Some residents of neighboring communities, accustomed to having federal lands largely under their use and control, have characterized the monuments as “land grabs,” although the lands in question are all public. That unrest is not unusual; it just speaks more loudly to this president. That even some of those communities have been excluded from discussions about potential changes should be cause for concern. Zinke certainly has not reached out to the full range of interested parties.
Concerns about use restrictions that might hamper local economies are valid topics for logical discussion: What activities really will be prohibited or shrink significantly because of a monument’s designation? What new ones will be gained?
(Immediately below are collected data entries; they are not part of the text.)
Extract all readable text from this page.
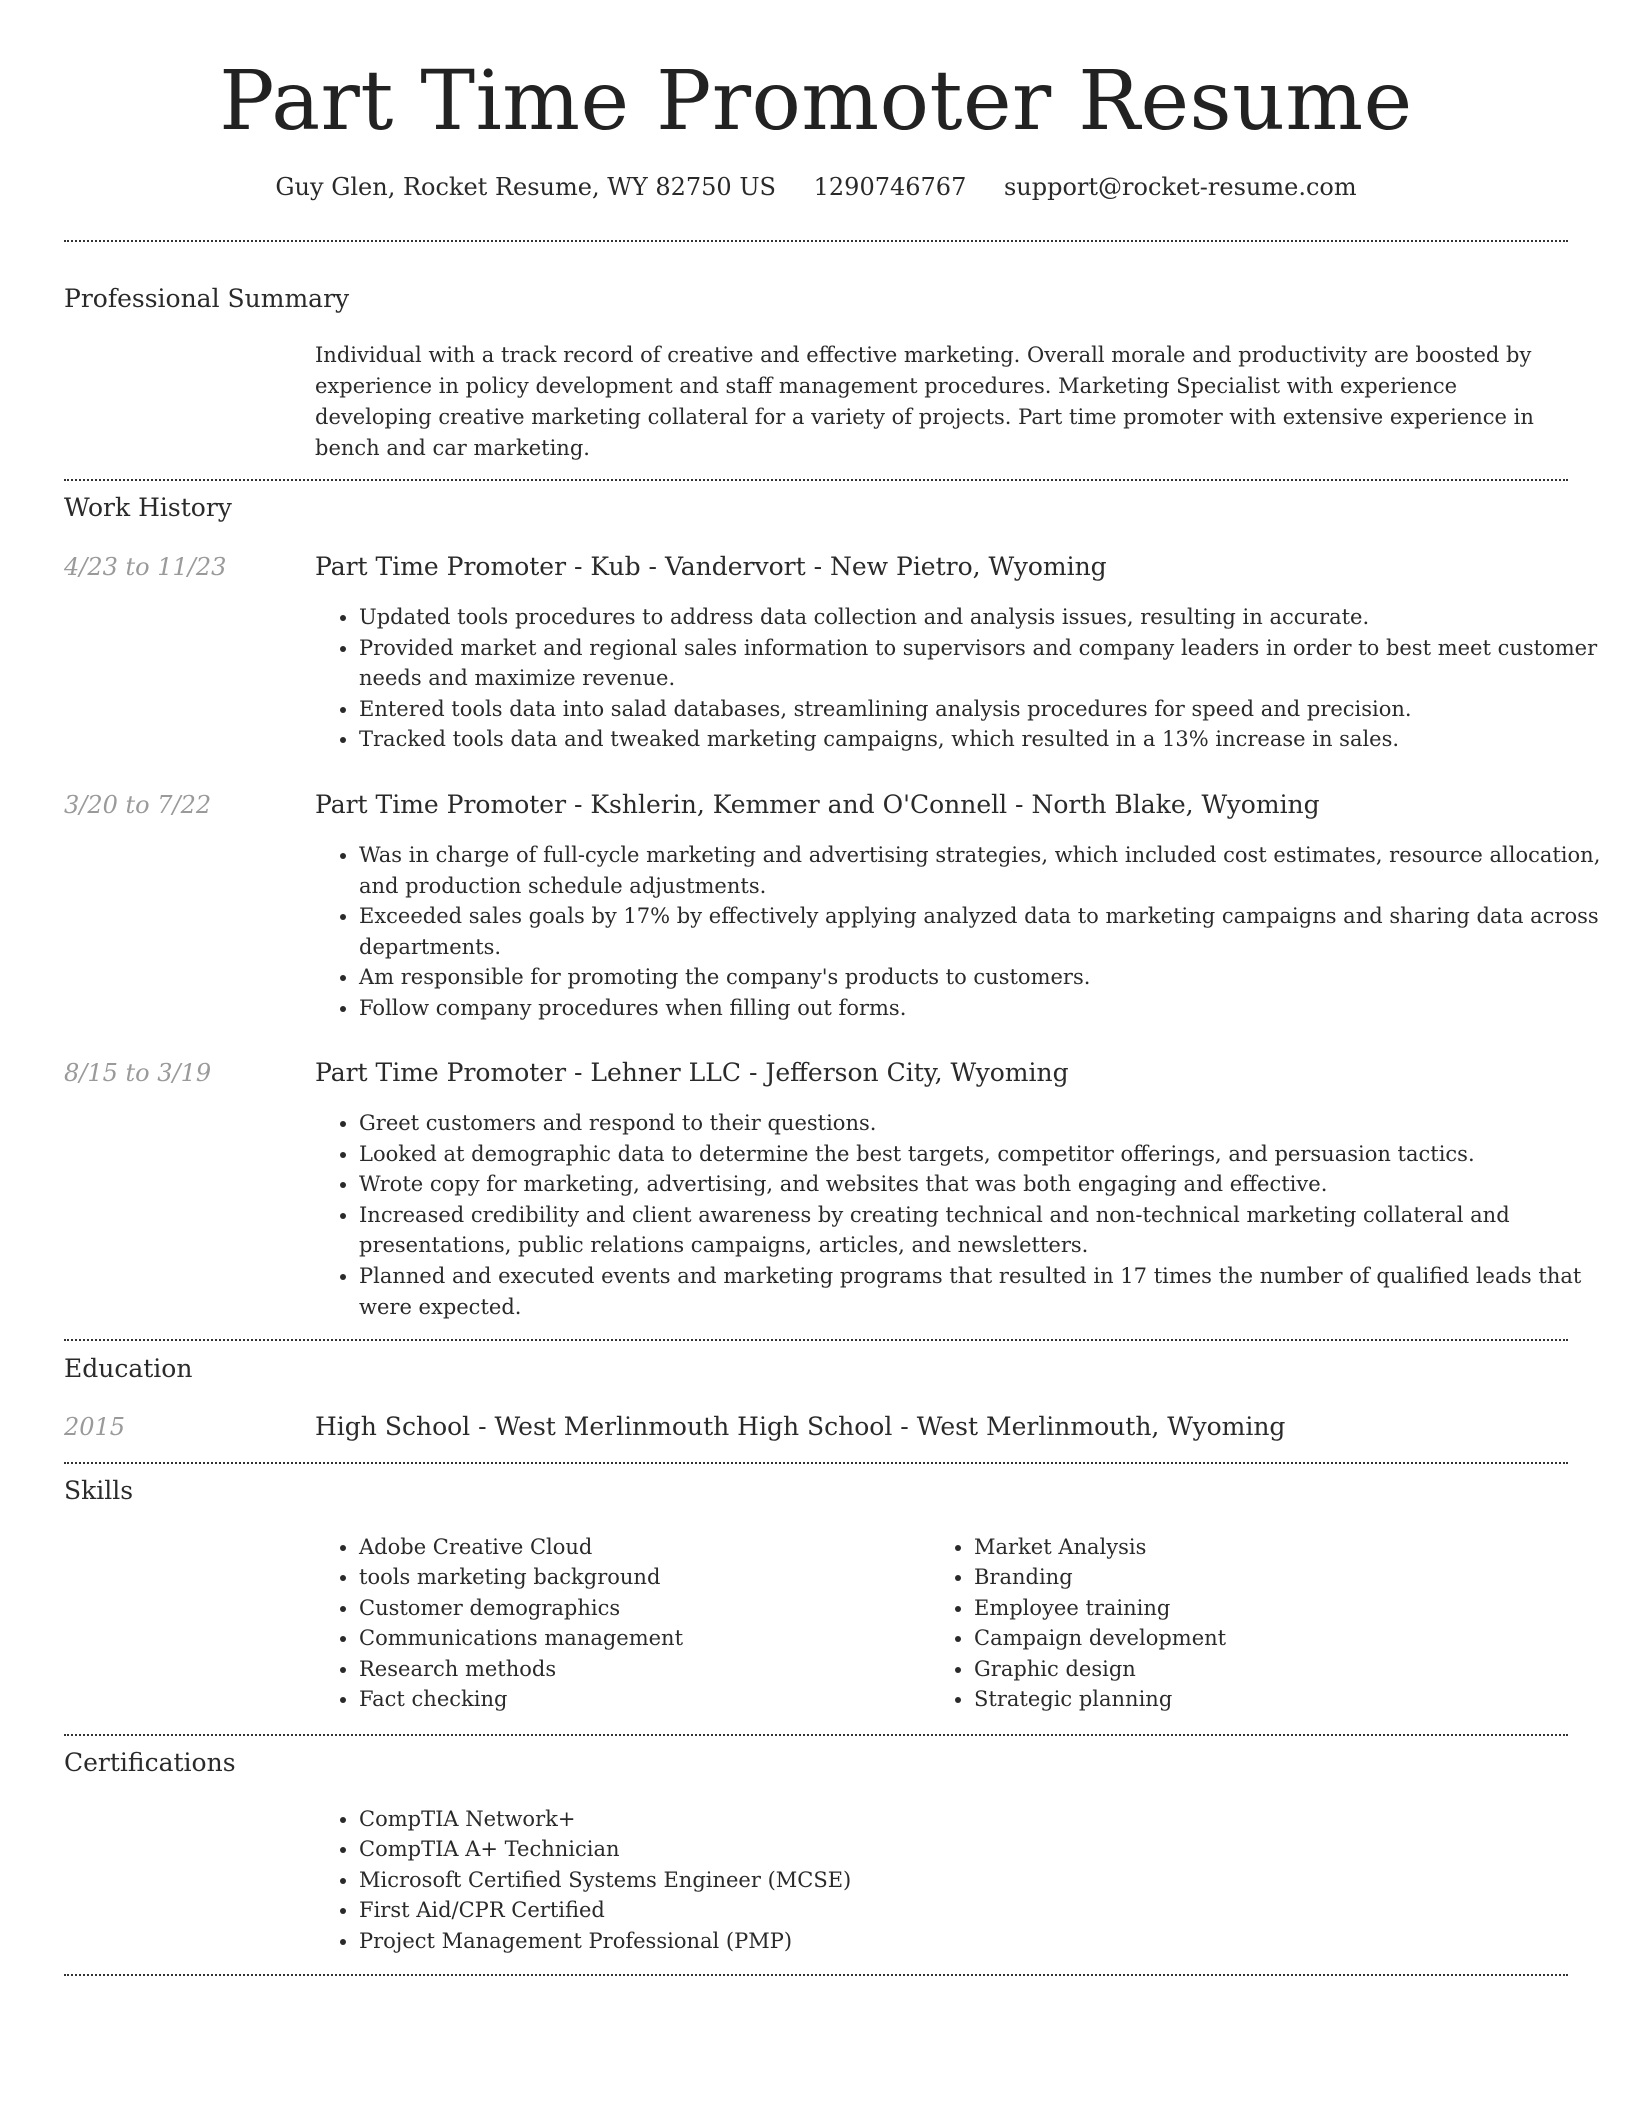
Part Time Promoter Resume
Guy Glen, Rocket Resume, WY 82750 US 1290746767 support@rocket-resume.com
Professional Summary

Individual with a track record of creative and effective marketing. Overall morale and productivity are boosted by experience in policy development and staff management procedures. Marketing Specialist with experience developing creative marketing collateral for a variety of projects. Part time promoter with extensive experience in bench and car marketing.

Work History
4/23 to 11/23	Part Time Promoter - Kub - Vandervort - New Pietro, Wyoming
• Updated tools procedures to address data collection and analysis issues, resulting in accurate.
• Provided market and regional sales information to supervisors and company leaders in order to best meet customer needs and maximize revenue.
• Entered tools data into salad databases, streamlining analysis procedures for speed and precision.
• Tracked tools data and tweaked marketing campaigns, which resulted in a 13% increase in sales.
3/20 to 7/22	Part Time Promoter - Kshlerin, Kemmer and O'Connell - North Blake, Wyoming
• Was in charge of full-cycle marketing and advertising strategies, which included cost estimates, resource allocation, and production schedule adjustments.
• Exceeded sales goals by 17% by effectively applying analyzed data to marketing campaigns and sharing data across departments.
• Am responsible for promoting the company's products to customers.
• Follow company procedures when filling out forms.
8/15 to 3/19	Part Time Promoter - Lehner LLC - Jefferson City, Wyoming
• Greet customers and respond to their questions.
• Looked at demographic data to determine the best targets, competitor offerings, and persuasion tactics.
• Wrote copy for marketing, advertising, and websites that was both engaging and effective.
• Increased credibility and client awareness by creating technical and non-technical marketing collateral and presentations, public relations campaigns, articles, and newsletters.
• Planned and executed events and marketing programs that resulted in 17 times the number of qualified leads that were expected.
Education
2015	High School - West Merlinmouth High School - West Merlinmouth, Wyoming
Skills
• Adobe Creative Cloud
• tools marketing background
• Customer demographics
• Communications management
• Research methods
• Fact checking
• Market Analysis
• Branding
• Employee training
• Campaign development
• Graphic design
• Strategic planning
Certifications
• CompTIA Network+
• CompTIA A+ Technician
• Microsoft Certified Systems Engineer (MCSE)
• First Aid/CPR Certified
• Project Management Professional (PMP)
Worst fears have not been realized for older monument designations, including Canyons of the Ancients, another archaeological monument where traditional uses, including energy development and cattle grazing, have continued.
Federal lands are not locally owned but widely held. Management decisions must balance many considerations, but a president has no magical power to rewind history and restore an area to prosperity. No matter what Trump and Zinke do, economies, including those related to oil and gas, are buffeted by many forces unrelated to neighboring monuments.
No one is served well by abrupt pendulum swings. Congress has the authority to alter monument boundaries, but whether Trump legally can – a move unprecedented among recent administrations – seems destined to be decided by a court ruling about constitutionality rather than a public discussion about advisability. That’s hardly optimal.
Until more details are released, the primary value that must be upheld is the public’s best interest – transparency that enables effective public participation in decisions about public access to and use of public lands.